Google History - Now Google Knows You Better Than You Do
Confused about your personality traits? Need to feel important? On a quest to find the unique you?
Who can you go to for advice.. someone who knows more about you than you do?
Well, Google of course. Silly me, this should have been rather obvious!
With Google Web History, now Google knows more about you than you want to know yourself. In fact, it’s now easier than ever before to put your entire life details in a binary data file in a remote server miles away from home, and leave the tedious management work to someone else.
Ok, maybe I’m exaggerating. But Google says they want to “organize the world’s information” and that’s exactly what they are doing.
According to Google…
With Web History, you’ll be able to:
- View and manage your web activity.
You know that great web site you saw online and now can’t find? From now on, you can. With Web History, you can view and search across the full text of the pages you’ve visited, including Google searches, web pages, images, videos and news stories. You can also manage your web activity and remove items from your web history at any time.- Get the search results most relevant to you.
Web History helps deliver more personalized search results based on what you’ve searched for on Google and which sites you’ve visited. You might not notice a big impact on your search results early on, but they should steadily improve over time as you use Web History.- Follow interesting trends in your web activity.
Which sites do you visit frequently? How many searches did you do between 10 a.m. and 2 p.m.? Web History can tell you about these and other interesting trends on your web activity.
After checking my own file, I decided it was “safe” enough to show you a sample.
Summary of my Internet activity:

Things I searched for, and things other people searched for before finding my sites:

And, the real kicker, Adwords ads that I’ve clicked on:

My oh my…
How does Google do this?
According to Gord Hotchkiss:
In a nutshell, it will take the information gathered through the Google toolbar and use that, in combination with your search history, to personalize your search results.
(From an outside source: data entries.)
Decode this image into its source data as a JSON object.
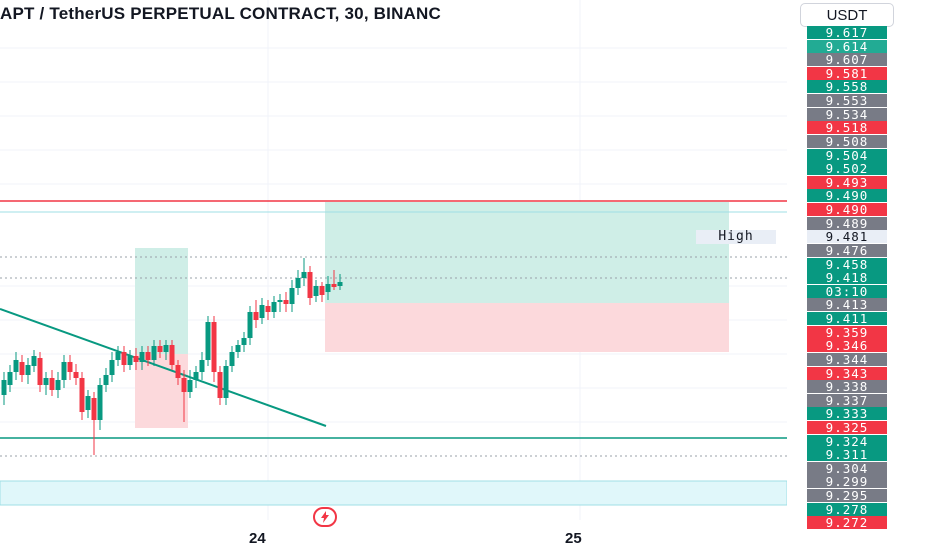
{
  "header": {
    "title": "APT / TetherUS PERPETUAL CONTRACT, 30, BINANC",
    "currency_button": "USDT"
  },
  "colors": {
    "up": "#089981",
    "down": "#f23645",
    "grey": "#787b86",
    "long_zone": "#cfeee7",
    "short_zone": "#fcd9dc"
  },
  "price_axis": {
    "labels": [
      {
        "text": "9.617",
        "style": "green"
      },
      {
        "text": "9.614",
        "style": "cyan"
      },
      {
        "text": "9.607",
        "style": "grey"
      },
      {
        "text": "9.581",
        "style": "red"
      },
      {
        "text": "9.558",
        "style": "green"
      },
      {
        "text": "9.553",
        "style": "grey"
      },
      {
        "text": "9.534",
        "style": "grey"
      },
      {
        "text": "9.518",
        "style": "red"
      },
      {
        "text": "9.508",
        "style": "grey"
      },
      {
        "text": "9.504",
        "style": "green"
      },
      {
        "text": "9.502",
        "style": "green"
      },
      {
        "text": "9.493",
        "style": "red"
      },
      {
        "text": "9.490",
        "style": "green"
      },
      {
        "text": "9.490",
        "style": "red"
      },
      {
        "text": "9.489",
        "style": "grey"
      },
      {
        "text": "9.481",
        "style": "high"
      },
      {
        "text": "9.476",
        "style": "grey"
      },
      {
        "text": "9.458",
        "style": "green"
      },
      {
        "text": "9.418",
        "style": "green"
      },
      {
        "text": "03:10",
        "style": "green"
      },
      {
        "text": "9.413",
        "style": "grey"
      },
      {
        "text": "9.411",
        "style": "green"
      },
      {
        "text": "9.359",
        "style": "red"
      },
      {
        "text": "9.346",
        "style": "red"
      },
      {
        "text": "9.344",
        "style": "grey"
      },
      {
        "text": "9.343",
        "style": "red"
      },
      {
        "text": "9.338",
        "style": "grey"
      },
      {
        "text": "9.337",
        "style": "grey"
      },
      {
        "text": "9.333",
        "style": "green"
      },
      {
        "text": "9.325",
        "style": "red"
      },
      {
        "text": "9.324",
        "style": "green"
      },
      {
        "text": "9.311",
        "style": "green"
      },
      {
        "text": "9.304",
        "style": "grey"
      },
      {
        "text": "9.299",
        "style": "grey"
      },
      {
        "text": "9.295",
        "style": "grey"
      },
      {
        "text": "9.278",
        "style": "green"
      },
      {
        "text": "9.272",
        "style": "red"
      }
    ],
    "high_tag": "High"
  },
  "time_axis": {
    "labels": [
      "24",
      "25"
    ]
  },
  "alert_icon": "lightning-icon"
}
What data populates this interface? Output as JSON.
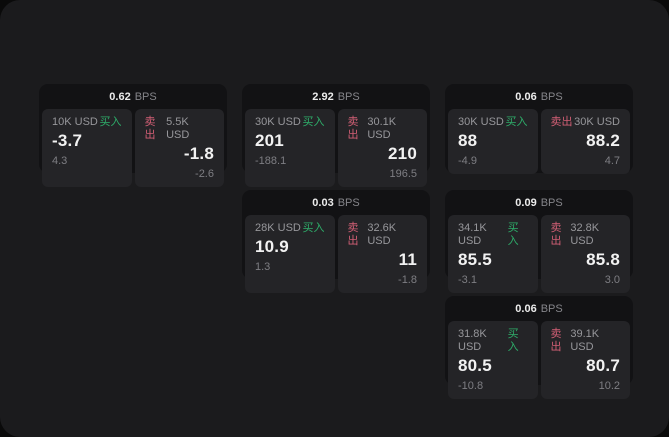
{
  "labels": {
    "bps": "BPS",
    "buy": "买入",
    "sell": "卖出"
  },
  "colors": {
    "page_background": "#0a0a0a",
    "window_background": "#1b1b1d",
    "card_background": "#121214",
    "tile_background": "#242427",
    "buy_green": "#2eae6a",
    "sell_rose": "#d25f75",
    "primary_text": "#f2f2f2",
    "muted_text": "#97979b"
  },
  "cards": [
    {
      "bps": "0.62",
      "buy": {
        "size": "10K USD",
        "main": "-3.7",
        "sub": "4.3"
      },
      "sell": {
        "size": "5.5K USD",
        "main": "-1.8",
        "sub": "-2.6"
      }
    },
    {
      "bps": "2.92",
      "buy": {
        "size": "30K USD",
        "main": "201",
        "sub": "-188.1"
      },
      "sell": {
        "size": "30.1K USD",
        "main": "210",
        "sub": "196.5"
      }
    },
    {
      "bps": "0.06",
      "buy": {
        "size": "30K USD",
        "main": "88",
        "sub": "-4.9"
      },
      "sell": {
        "size": "30K USD",
        "main": "88.2",
        "sub": "4.7"
      }
    },
    {
      "bps": "0.03",
      "buy": {
        "size": "28K USD",
        "main": "10.9",
        "sub": "1.3"
      },
      "sell": {
        "size": "32.6K USD",
        "main": "11",
        "sub": "-1.8"
      }
    },
    {
      "bps": "0.09",
      "buy": {
        "size": "34.1K USD",
        "main": "85.5",
        "sub": "-3.1"
      },
      "sell": {
        "size": "32.8K USD",
        "main": "85.8",
        "sub": "3.0"
      }
    },
    {
      "bps": "0.06",
      "buy": {
        "size": "31.8K USD",
        "main": "80.5",
        "sub": "-10.8"
      },
      "sell": {
        "size": "39.1K USD",
        "main": "80.7",
        "sub": "10.2"
      }
    }
  ]
}
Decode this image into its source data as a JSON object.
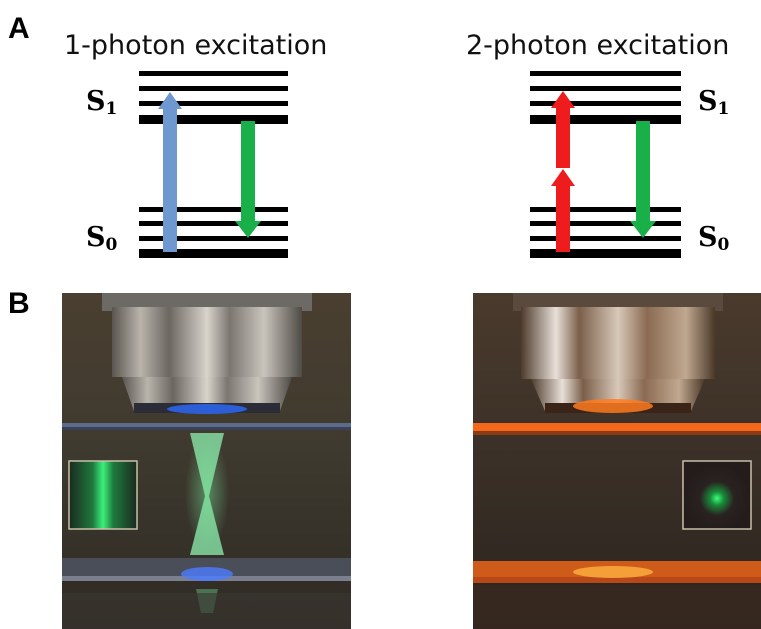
{
  "panels": {
    "a": {
      "letter": "A",
      "left_title": "1-photon excitation",
      "right_title": "2-photon excitation",
      "state_symbol": "S",
      "excited_index": "1",
      "ground_index": "0"
    },
    "b": {
      "letter": "B"
    }
  },
  "colors": {
    "one_photon_excitation": "#6f98d0",
    "two_photon_excitation": "#ee1c1c",
    "emission": "#19b04a",
    "energy_levels": "#000000"
  }
}
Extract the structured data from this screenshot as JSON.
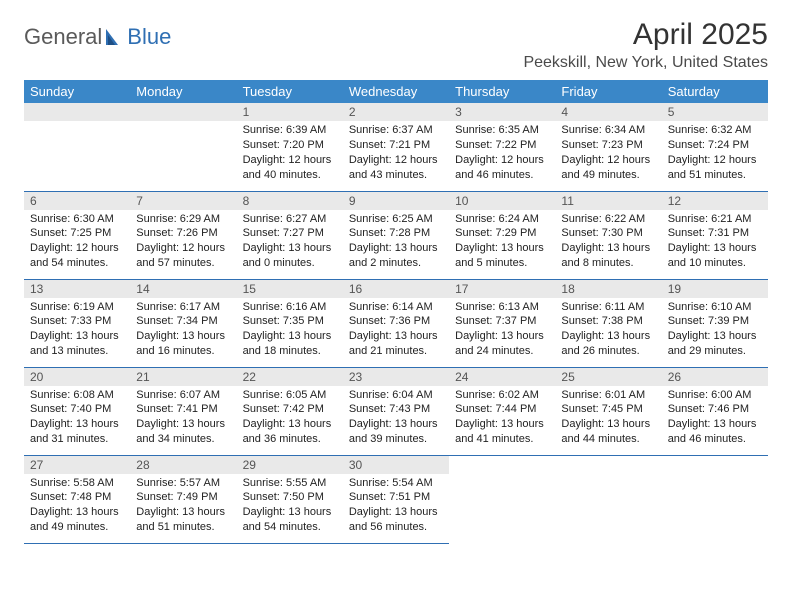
{
  "brand": {
    "word1": "General",
    "word2": "Blue"
  },
  "colors": {
    "header_bg": "#3a87c8",
    "header_text": "#ffffff",
    "daynum_bg": "#e9e9e9",
    "daynum_text": "#555555",
    "cell_border": "#2f6fb3",
    "body_text": "#222222",
    "title_text": "#333333",
    "location_text": "#4a4a4a",
    "logo_gray": "#5a5a5a",
    "logo_blue": "#2f6fb3",
    "page_bg": "#ffffff"
  },
  "title": "April 2025",
  "location": "Peekskill, New York, United States",
  "weekday_headers": [
    "Sunday",
    "Monday",
    "Tuesday",
    "Wednesday",
    "Thursday",
    "Friday",
    "Saturday"
  ],
  "weeks": [
    [
      null,
      null,
      {
        "n": "1",
        "sunrise": "Sunrise: 6:39 AM",
        "sunset": "Sunset: 7:20 PM",
        "daylight": "Daylight: 12 hours and 40 minutes."
      },
      {
        "n": "2",
        "sunrise": "Sunrise: 6:37 AM",
        "sunset": "Sunset: 7:21 PM",
        "daylight": "Daylight: 12 hours and 43 minutes."
      },
      {
        "n": "3",
        "sunrise": "Sunrise: 6:35 AM",
        "sunset": "Sunset: 7:22 PM",
        "daylight": "Daylight: 12 hours and 46 minutes."
      },
      {
        "n": "4",
        "sunrise": "Sunrise: 6:34 AM",
        "sunset": "Sunset: 7:23 PM",
        "daylight": "Daylight: 12 hours and 49 minutes."
      },
      {
        "n": "5",
        "sunrise": "Sunrise: 6:32 AM",
        "sunset": "Sunset: 7:24 PM",
        "daylight": "Daylight: 12 hours and 51 minutes."
      }
    ],
    [
      {
        "n": "6",
        "sunrise": "Sunrise: 6:30 AM",
        "sunset": "Sunset: 7:25 PM",
        "daylight": "Daylight: 12 hours and 54 minutes."
      },
      {
        "n": "7",
        "sunrise": "Sunrise: 6:29 AM",
        "sunset": "Sunset: 7:26 PM",
        "daylight": "Daylight: 12 hours and 57 minutes."
      },
      {
        "n": "8",
        "sunrise": "Sunrise: 6:27 AM",
        "sunset": "Sunset: 7:27 PM",
        "daylight": "Daylight: 13 hours and 0 minutes."
      },
      {
        "n": "9",
        "sunrise": "Sunrise: 6:25 AM",
        "sunset": "Sunset: 7:28 PM",
        "daylight": "Daylight: 13 hours and 2 minutes."
      },
      {
        "n": "10",
        "sunrise": "Sunrise: 6:24 AM",
        "sunset": "Sunset: 7:29 PM",
        "daylight": "Daylight: 13 hours and 5 minutes."
      },
      {
        "n": "11",
        "sunrise": "Sunrise: 6:22 AM",
        "sunset": "Sunset: 7:30 PM",
        "daylight": "Daylight: 13 hours and 8 minutes."
      },
      {
        "n": "12",
        "sunrise": "Sunrise: 6:21 AM",
        "sunset": "Sunset: 7:31 PM",
        "daylight": "Daylight: 13 hours and 10 minutes."
      }
    ],
    [
      {
        "n": "13",
        "sunrise": "Sunrise: 6:19 AM",
        "sunset": "Sunset: 7:33 PM",
        "daylight": "Daylight: 13 hours and 13 minutes."
      },
      {
        "n": "14",
        "sunrise": "Sunrise: 6:17 AM",
        "sunset": "Sunset: 7:34 PM",
        "daylight": "Daylight: 13 hours and 16 minutes."
      },
      {
        "n": "15",
        "sunrise": "Sunrise: 6:16 AM",
        "sunset": "Sunset: 7:35 PM",
        "daylight": "Daylight: 13 hours and 18 minutes."
      },
      {
        "n": "16",
        "sunrise": "Sunrise: 6:14 AM",
        "sunset": "Sunset: 7:36 PM",
        "daylight": "Daylight: 13 hours and 21 minutes."
      },
      {
        "n": "17",
        "sunrise": "Sunrise: 6:13 AM",
        "sunset": "Sunset: 7:37 PM",
        "daylight": "Daylight: 13 hours and 24 minutes."
      },
      {
        "n": "18",
        "sunrise": "Sunrise: 6:11 AM",
        "sunset": "Sunset: 7:38 PM",
        "daylight": "Daylight: 13 hours and 26 minutes."
      },
      {
        "n": "19",
        "sunrise": "Sunrise: 6:10 AM",
        "sunset": "Sunset: 7:39 PM",
        "daylight": "Daylight: 13 hours and 29 minutes."
      }
    ],
    [
      {
        "n": "20",
        "sunrise": "Sunrise: 6:08 AM",
        "sunset": "Sunset: 7:40 PM",
        "daylight": "Daylight: 13 hours and 31 minutes."
      },
      {
        "n": "21",
        "sunrise": "Sunrise: 6:07 AM",
        "sunset": "Sunset: 7:41 PM",
        "daylight": "Daylight: 13 hours and 34 minutes."
      },
      {
        "n": "22",
        "sunrise": "Sunrise: 6:05 AM",
        "sunset": "Sunset: 7:42 PM",
        "daylight": "Daylight: 13 hours and 36 minutes."
      },
      {
        "n": "23",
        "sunrise": "Sunrise: 6:04 AM",
        "sunset": "Sunset: 7:43 PM",
        "daylight": "Daylight: 13 hours and 39 minutes."
      },
      {
        "n": "24",
        "sunrise": "Sunrise: 6:02 AM",
        "sunset": "Sunset: 7:44 PM",
        "daylight": "Daylight: 13 hours and 41 minutes."
      },
      {
        "n": "25",
        "sunrise": "Sunrise: 6:01 AM",
        "sunset": "Sunset: 7:45 PM",
        "daylight": "Daylight: 13 hours and 44 minutes."
      },
      {
        "n": "26",
        "sunrise": "Sunrise: 6:00 AM",
        "sunset": "Sunset: 7:46 PM",
        "daylight": "Daylight: 13 hours and 46 minutes."
      }
    ],
    [
      {
        "n": "27",
        "sunrise": "Sunrise: 5:58 AM",
        "sunset": "Sunset: 7:48 PM",
        "daylight": "Daylight: 13 hours and 49 minutes."
      },
      {
        "n": "28",
        "sunrise": "Sunrise: 5:57 AM",
        "sunset": "Sunset: 7:49 PM",
        "daylight": "Daylight: 13 hours and 51 minutes."
      },
      {
        "n": "29",
        "sunrise": "Sunrise: 5:55 AM",
        "sunset": "Sunset: 7:50 PM",
        "daylight": "Daylight: 13 hours and 54 minutes."
      },
      {
        "n": "30",
        "sunrise": "Sunrise: 5:54 AM",
        "sunset": "Sunset: 7:51 PM",
        "daylight": "Daylight: 13 hours and 56 minutes."
      },
      null,
      null,
      null
    ]
  ]
}
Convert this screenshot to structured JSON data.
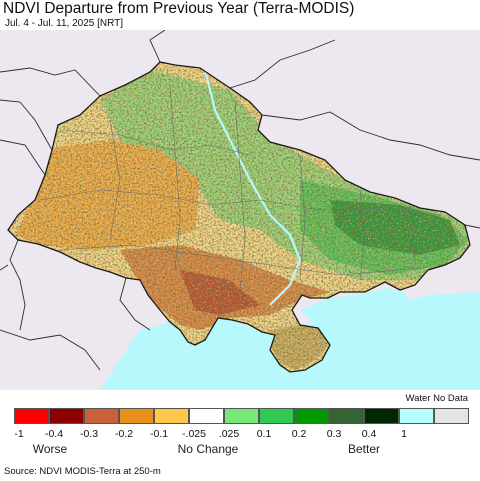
{
  "title": "NDVI Departure from Previous Year (Terra-MODIS)",
  "subtitle": "Jul. 4 - Jul. 11, 2025 [NRT]",
  "legend": {
    "water_no_data_label": "Water No Data",
    "classes": [
      {
        "color": "#ff0000"
      },
      {
        "color": "#8b0000"
      },
      {
        "color": "#c8603a"
      },
      {
        "color": "#e8901c"
      },
      {
        "color": "#ffc84a"
      },
      {
        "color": "#ffffff"
      },
      {
        "color": "#78e878"
      },
      {
        "color": "#30c850"
      },
      {
        "color": "#009a00"
      },
      {
        "color": "#346434"
      },
      {
        "color": "#002800"
      },
      {
        "color": "#b4ffff"
      },
      {
        "color": "#e4e4e4"
      }
    ],
    "ticks": [
      "-1",
      "-0.4",
      "-0.3",
      "-0.2",
      "-0.1",
      "-.025",
      ".025",
      "0.1",
      "0.2",
      "0.3",
      "0.4",
      "1"
    ],
    "categories": {
      "worse": "Worse",
      "no_change": "No Change",
      "better": "Better"
    }
  },
  "source": "Source: NDVI MODIS-Terra at 250-m",
  "map_colors": {
    "outside": "#ede8ef",
    "sea": "#b6f8fc",
    "border": "#2b2b2b"
  }
}
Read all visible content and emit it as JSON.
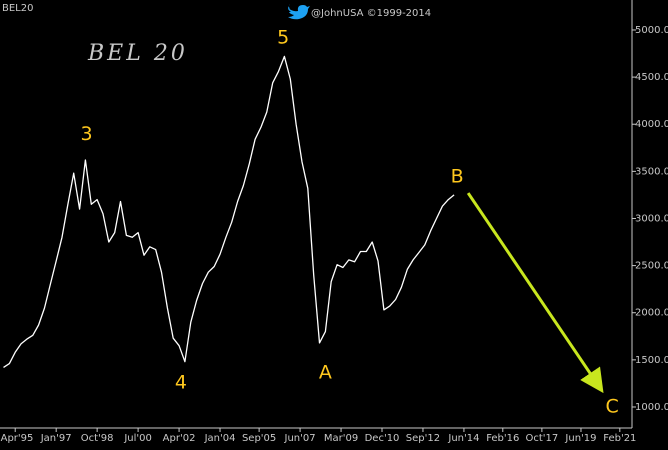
{
  "chart_data": {
    "type": "line",
    "title": "BEL20",
    "subtitle": "@JohnUSA ©1999-2014",
    "label": "BEL 20",
    "x": [
      1994.75,
      1995.0,
      1995.25,
      1995.5,
      1995.75,
      1996.0,
      1996.25,
      1996.5,
      1996.75,
      1997.0,
      1997.25,
      1997.5,
      1997.75,
      1998.0,
      1998.25,
      1998.5,
      1998.75,
      1999.0,
      1999.25,
      1999.5,
      1999.75,
      2000.0,
      2000.25,
      2000.5,
      2000.75,
      2001.0,
      2001.25,
      2001.5,
      2001.75,
      2002.0,
      2002.25,
      2002.5,
      2002.75,
      2003.0,
      2003.25,
      2003.5,
      2003.75,
      2004.0,
      2004.25,
      2004.5,
      2004.75,
      2005.0,
      2005.25,
      2005.5,
      2005.75,
      2006.0,
      2006.25,
      2006.5,
      2006.75,
      2007.0,
      2007.25,
      2007.5,
      2007.75,
      2008.0,
      2008.25,
      2008.5,
      2008.75,
      2009.0,
      2009.25,
      2009.5,
      2009.75,
      2010.0,
      2010.25,
      2010.5,
      2010.75,
      2011.0,
      2011.25,
      2011.5,
      2011.75,
      2012.0,
      2012.25,
      2012.5,
      2012.75,
      2013.0,
      2013.25,
      2013.5,
      2013.75,
      2014.0
    ],
    "series": [
      {
        "name": "BEL20",
        "color": "#ffffff",
        "values": [
          1420,
          1460,
          1580,
          1670,
          1720,
          1760,
          1870,
          2050,
          2300,
          2550,
          2800,
          3150,
          3480,
          3100,
          3620,
          3150,
          3200,
          3050,
          2750,
          2850,
          3180,
          2820,
          2800,
          2850,
          2610,
          2700,
          2670,
          2430,
          2050,
          1730,
          1650,
          1480,
          1900,
          2130,
          2310,
          2430,
          2490,
          2620,
          2800,
          2960,
          3180,
          3350,
          3580,
          3840,
          3970,
          4130,
          4440,
          4560,
          4720,
          4480,
          4000,
          3600,
          3320,
          2400,
          1680,
          1800,
          2330,
          2510,
          2480,
          2560,
          2540,
          2650,
          2650,
          2750,
          2550,
          2030,
          2070,
          2140,
          2270,
          2460,
          2560,
          2640,
          2720,
          2870,
          3000,
          3130,
          3200,
          3250
        ]
      }
    ],
    "annotations": [
      {
        "text": "3",
        "x": 1998.3,
        "y": 3890
      },
      {
        "text": "4",
        "x": 2002.33,
        "y": 1255
      },
      {
        "text": "5",
        "x": 2006.7,
        "y": 4915
      },
      {
        "text": "A",
        "x": 2008.5,
        "y": 1360
      },
      {
        "text": "B",
        "x": 2014.13,
        "y": 3440
      },
      {
        "text": "C",
        "x": 2020.75,
        "y": 1000
      }
    ],
    "annotation_color": "#ffc81e",
    "projection": {
      "x": [
        2014.6,
        2020.24
      ],
      "y": [
        3270,
        1200
      ],
      "color": "#c8e61e"
    },
    "xlim": [
      1994.6,
      2021.6
    ],
    "xticks": [
      {
        "value": 1995.25,
        "label": "Apr'95"
      },
      {
        "value": 1997.0,
        "label": "Jan'97"
      },
      {
        "value": 1998.75,
        "label": "Oct'98"
      },
      {
        "value": 2000.5,
        "label": "Jul'00"
      },
      {
        "value": 2002.25,
        "label": "Apr'02"
      },
      {
        "value": 2004.0,
        "label": "Jan'04"
      },
      {
        "value": 2005.67,
        "label": "Sep'05"
      },
      {
        "value": 2007.42,
        "label": "Jun'07"
      },
      {
        "value": 2009.17,
        "label": "Mar'09"
      },
      {
        "value": 2010.92,
        "label": "Dec'10"
      },
      {
        "value": 2012.67,
        "label": "Sep'12"
      },
      {
        "value": 2014.42,
        "label": "Jun'14"
      },
      {
        "value": 2016.08,
        "label": "Feb'16"
      },
      {
        "value": 2017.75,
        "label": "Oct'17"
      },
      {
        "value": 2019.42,
        "label": "Jun'19"
      },
      {
        "value": 2021.08,
        "label": "Feb'21"
      }
    ],
    "ylim": [
      777,
      5318
    ],
    "yticks": [
      {
        "value": 1000,
        "label": "1000.00"
      },
      {
        "value": 1500,
        "label": "1500.00"
      },
      {
        "value": 2000,
        "label": "2000.00"
      },
      {
        "value": 2500,
        "label": "2500.00"
      },
      {
        "value": 3000,
        "label": "3000.00"
      },
      {
        "value": 3500,
        "label": "3500.00"
      },
      {
        "value": 4000,
        "label": "4000.00"
      },
      {
        "value": 4500,
        "label": "4500.00"
      },
      {
        "value": 5000,
        "label": "5000.00"
      }
    ],
    "grid": false
  }
}
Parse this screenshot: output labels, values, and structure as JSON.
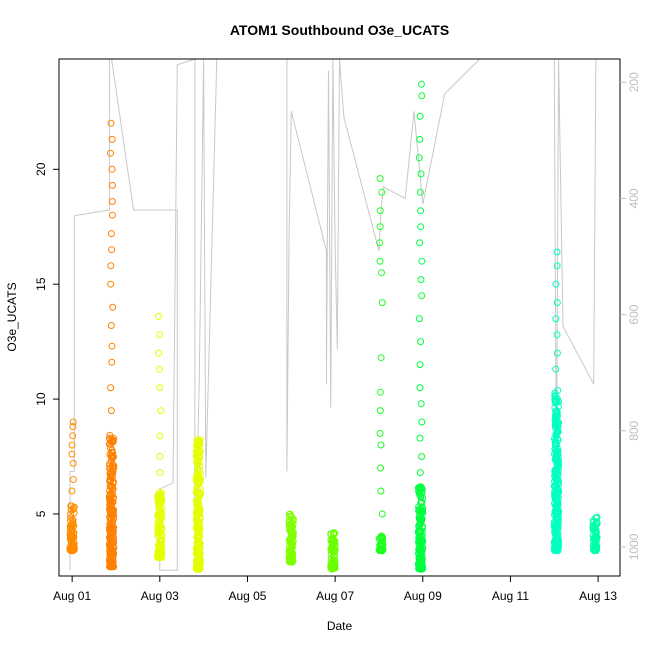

Up till now only your past search history was used. Enabling Web history, which is what Google is calling this, is very much a “opt in” process. Google wants to get a small beta test bed of users so they can get a data set large enough to let Sep Kamvar, the person behind Google’s personalization algorithm, see what he can do with this additional rich set of data. Marissa indicated that this would increase the transparency of the data that Google was collecting about you.